The benefit shall be available to exports affected from August 27, 2009 onwards. This will help Indian exporters make their exports competitive in the emerging markets.
To achieve a diversification of the exported products, the incentive available under the Focus Product Scheme (FPS), has also been raised from 1.25% to 2%.
Further, a large number of products from various sectors have also been added including engineering products, plastics, jute, green technology products and certain electronic items.
Market Linked Focus Product Scheme
The Market Linked Focus Product Scheme (MLFPS) has also been expanded by including over 150 products including pharmaceuticals, synthetic textile fabrics, glass products etc.
The benefit of duty scrip of 2% of the f.o.b. value of exports is available only if the exports are made to 13 identified markets including Australia, New Zealand, South Africa, Mexico, Brazil etc.
What is significant is that even the developed economies like Australia and New Zealand have been included which should significantly boost export of the identified products.
Advance Authorisation Scheme
To put the Advance Authorisation Scheme aligned with the Duty Free Import Authorisation (DFIA) scheme, the condition of a minimum value addition of 15% has been prescribed.
In addition, various other benefits have been accorded to Tea, Agriculture, Marine, Leather sectors either by way of procedural simplifications or by way of fiscal incentives.
An export oriented unit (EOU) manufacturing multiple products has been granted the flexibility to clear any single product up to 90% of its FOB value of exports in the DTA subject to maintaining the overall DTA clearance limit of 50%.
Additionally, an EOU has also been allowed to procure a finished product from the DTA up to 5% of its FOB value of exports for consolidation with the manufactured goods.

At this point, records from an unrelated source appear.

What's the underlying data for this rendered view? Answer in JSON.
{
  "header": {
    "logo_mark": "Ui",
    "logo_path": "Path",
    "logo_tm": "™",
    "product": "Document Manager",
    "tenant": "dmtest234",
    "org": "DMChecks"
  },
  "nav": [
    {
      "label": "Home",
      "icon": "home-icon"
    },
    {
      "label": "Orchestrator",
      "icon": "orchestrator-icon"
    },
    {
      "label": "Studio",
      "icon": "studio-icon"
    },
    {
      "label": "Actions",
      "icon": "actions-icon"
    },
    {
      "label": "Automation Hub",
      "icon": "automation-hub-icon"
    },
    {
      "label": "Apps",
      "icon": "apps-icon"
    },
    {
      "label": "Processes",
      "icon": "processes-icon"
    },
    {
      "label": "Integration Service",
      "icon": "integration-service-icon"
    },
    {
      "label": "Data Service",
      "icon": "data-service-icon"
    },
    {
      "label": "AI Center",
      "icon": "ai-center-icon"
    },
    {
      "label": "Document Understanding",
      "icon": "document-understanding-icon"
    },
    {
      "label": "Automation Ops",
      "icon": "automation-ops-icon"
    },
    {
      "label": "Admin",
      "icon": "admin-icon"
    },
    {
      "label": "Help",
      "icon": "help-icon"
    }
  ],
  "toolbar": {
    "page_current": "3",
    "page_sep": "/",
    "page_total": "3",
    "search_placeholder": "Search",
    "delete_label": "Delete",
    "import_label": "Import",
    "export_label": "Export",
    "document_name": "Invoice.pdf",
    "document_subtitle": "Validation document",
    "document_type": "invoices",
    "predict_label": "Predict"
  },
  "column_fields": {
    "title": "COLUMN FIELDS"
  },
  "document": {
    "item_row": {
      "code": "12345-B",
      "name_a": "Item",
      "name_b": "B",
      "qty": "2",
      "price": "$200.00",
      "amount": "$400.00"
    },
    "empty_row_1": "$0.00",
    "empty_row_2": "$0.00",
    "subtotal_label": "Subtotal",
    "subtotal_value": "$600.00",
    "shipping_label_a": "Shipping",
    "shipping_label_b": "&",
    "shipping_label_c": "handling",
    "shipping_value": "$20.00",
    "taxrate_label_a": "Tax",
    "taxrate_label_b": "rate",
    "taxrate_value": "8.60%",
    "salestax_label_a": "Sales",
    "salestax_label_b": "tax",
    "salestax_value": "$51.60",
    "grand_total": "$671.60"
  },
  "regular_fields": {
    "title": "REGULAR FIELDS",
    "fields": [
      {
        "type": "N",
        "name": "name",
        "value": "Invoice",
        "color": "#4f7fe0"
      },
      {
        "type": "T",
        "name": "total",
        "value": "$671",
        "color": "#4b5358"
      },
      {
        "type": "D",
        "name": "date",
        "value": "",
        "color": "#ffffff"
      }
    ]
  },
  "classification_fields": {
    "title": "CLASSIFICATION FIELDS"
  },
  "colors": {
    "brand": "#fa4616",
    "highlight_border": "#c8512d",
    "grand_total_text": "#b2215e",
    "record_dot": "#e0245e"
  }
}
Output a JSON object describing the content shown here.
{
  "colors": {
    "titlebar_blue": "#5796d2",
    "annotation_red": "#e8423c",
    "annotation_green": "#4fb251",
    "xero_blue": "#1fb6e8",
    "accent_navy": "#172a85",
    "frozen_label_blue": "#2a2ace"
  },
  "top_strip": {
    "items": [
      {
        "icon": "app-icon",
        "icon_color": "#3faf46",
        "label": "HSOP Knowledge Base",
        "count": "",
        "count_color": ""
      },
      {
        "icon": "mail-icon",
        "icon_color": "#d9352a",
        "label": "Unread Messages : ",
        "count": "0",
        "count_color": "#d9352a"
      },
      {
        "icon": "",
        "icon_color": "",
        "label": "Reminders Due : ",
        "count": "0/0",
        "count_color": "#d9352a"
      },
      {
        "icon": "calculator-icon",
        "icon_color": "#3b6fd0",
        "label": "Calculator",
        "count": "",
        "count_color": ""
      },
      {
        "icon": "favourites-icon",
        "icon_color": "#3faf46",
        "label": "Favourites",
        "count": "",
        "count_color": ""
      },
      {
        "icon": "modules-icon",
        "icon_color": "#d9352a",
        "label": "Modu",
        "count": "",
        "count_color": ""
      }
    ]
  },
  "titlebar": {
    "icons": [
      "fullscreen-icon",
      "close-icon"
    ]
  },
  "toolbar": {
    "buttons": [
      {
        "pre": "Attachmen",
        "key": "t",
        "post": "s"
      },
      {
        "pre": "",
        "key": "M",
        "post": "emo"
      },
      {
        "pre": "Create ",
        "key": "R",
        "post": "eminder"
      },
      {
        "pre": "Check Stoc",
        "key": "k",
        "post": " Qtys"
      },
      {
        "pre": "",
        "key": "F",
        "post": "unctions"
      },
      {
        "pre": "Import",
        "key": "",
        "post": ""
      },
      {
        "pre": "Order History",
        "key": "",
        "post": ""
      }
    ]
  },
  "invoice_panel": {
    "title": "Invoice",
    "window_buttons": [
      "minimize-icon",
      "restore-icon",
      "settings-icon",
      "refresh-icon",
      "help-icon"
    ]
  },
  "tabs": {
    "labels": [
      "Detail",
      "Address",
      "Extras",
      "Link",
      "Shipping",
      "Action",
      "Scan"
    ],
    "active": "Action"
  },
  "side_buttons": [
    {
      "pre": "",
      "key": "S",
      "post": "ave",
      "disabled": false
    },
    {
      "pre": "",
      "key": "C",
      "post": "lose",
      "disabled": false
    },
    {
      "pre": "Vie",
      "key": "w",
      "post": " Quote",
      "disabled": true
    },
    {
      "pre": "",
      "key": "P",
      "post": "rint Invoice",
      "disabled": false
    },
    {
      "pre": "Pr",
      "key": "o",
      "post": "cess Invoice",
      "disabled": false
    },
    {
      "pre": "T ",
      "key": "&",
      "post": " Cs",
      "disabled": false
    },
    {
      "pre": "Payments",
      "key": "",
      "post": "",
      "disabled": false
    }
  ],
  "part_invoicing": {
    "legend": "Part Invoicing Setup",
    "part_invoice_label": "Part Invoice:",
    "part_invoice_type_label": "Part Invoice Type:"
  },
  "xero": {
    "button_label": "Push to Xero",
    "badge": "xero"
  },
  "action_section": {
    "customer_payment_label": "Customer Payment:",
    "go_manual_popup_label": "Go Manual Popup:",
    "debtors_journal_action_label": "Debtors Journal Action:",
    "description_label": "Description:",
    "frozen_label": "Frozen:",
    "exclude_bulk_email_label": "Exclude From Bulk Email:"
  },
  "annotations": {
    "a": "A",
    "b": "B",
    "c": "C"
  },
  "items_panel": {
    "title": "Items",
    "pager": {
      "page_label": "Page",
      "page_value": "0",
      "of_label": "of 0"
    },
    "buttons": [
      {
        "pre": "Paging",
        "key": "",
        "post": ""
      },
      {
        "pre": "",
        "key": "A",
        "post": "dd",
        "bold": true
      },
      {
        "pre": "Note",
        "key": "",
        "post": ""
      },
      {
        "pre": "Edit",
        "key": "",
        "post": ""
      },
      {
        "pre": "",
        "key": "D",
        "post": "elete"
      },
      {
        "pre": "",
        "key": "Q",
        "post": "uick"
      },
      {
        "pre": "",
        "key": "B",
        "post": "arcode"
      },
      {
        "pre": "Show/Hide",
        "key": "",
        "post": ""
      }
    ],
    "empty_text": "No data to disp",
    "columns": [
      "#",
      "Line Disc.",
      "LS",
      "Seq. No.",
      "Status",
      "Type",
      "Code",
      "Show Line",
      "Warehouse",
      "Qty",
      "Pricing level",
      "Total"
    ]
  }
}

This should help EOU units maintain their export obligations which were unable to manufacture the finished product themselves.
Apart from the fiscal benefits, the commerce minister has also attempted to simplify the current procedural formalities, documentation and to an extent has attempted to grant some operational flexibility.
The government is committed to implement the e-trade project in a time bound manner. The application fee for availing incentives such as SFIS, FMS, FPS, etc has been completely waived and reduced for availing other export benefits. An exporter who was earlier only required to pay cash for any unfulfilled export obligation can now bridge that shortfall by way of debit in the duty credit scrip.
Advance Authorisation benefit has been extended to second stage supplier also and the time period for conversion of shipping bill from one promotional scheme to another has been extended from one month to three months.
Whilst framing the above policies the commerce minister is cautious of the current state of affairs of the economy and has therefore put forth the above benefits for two years to be subsequently reviewed.
We hope the policy measures would help reversing the declining trend of the exports. The success of the policy measures undertaken by the Foreign Trade Policy to make the Indian exporters globally competitive would indeed depend a lot on how the finance ministry and the commerce ministry translates the promotional measures into actions.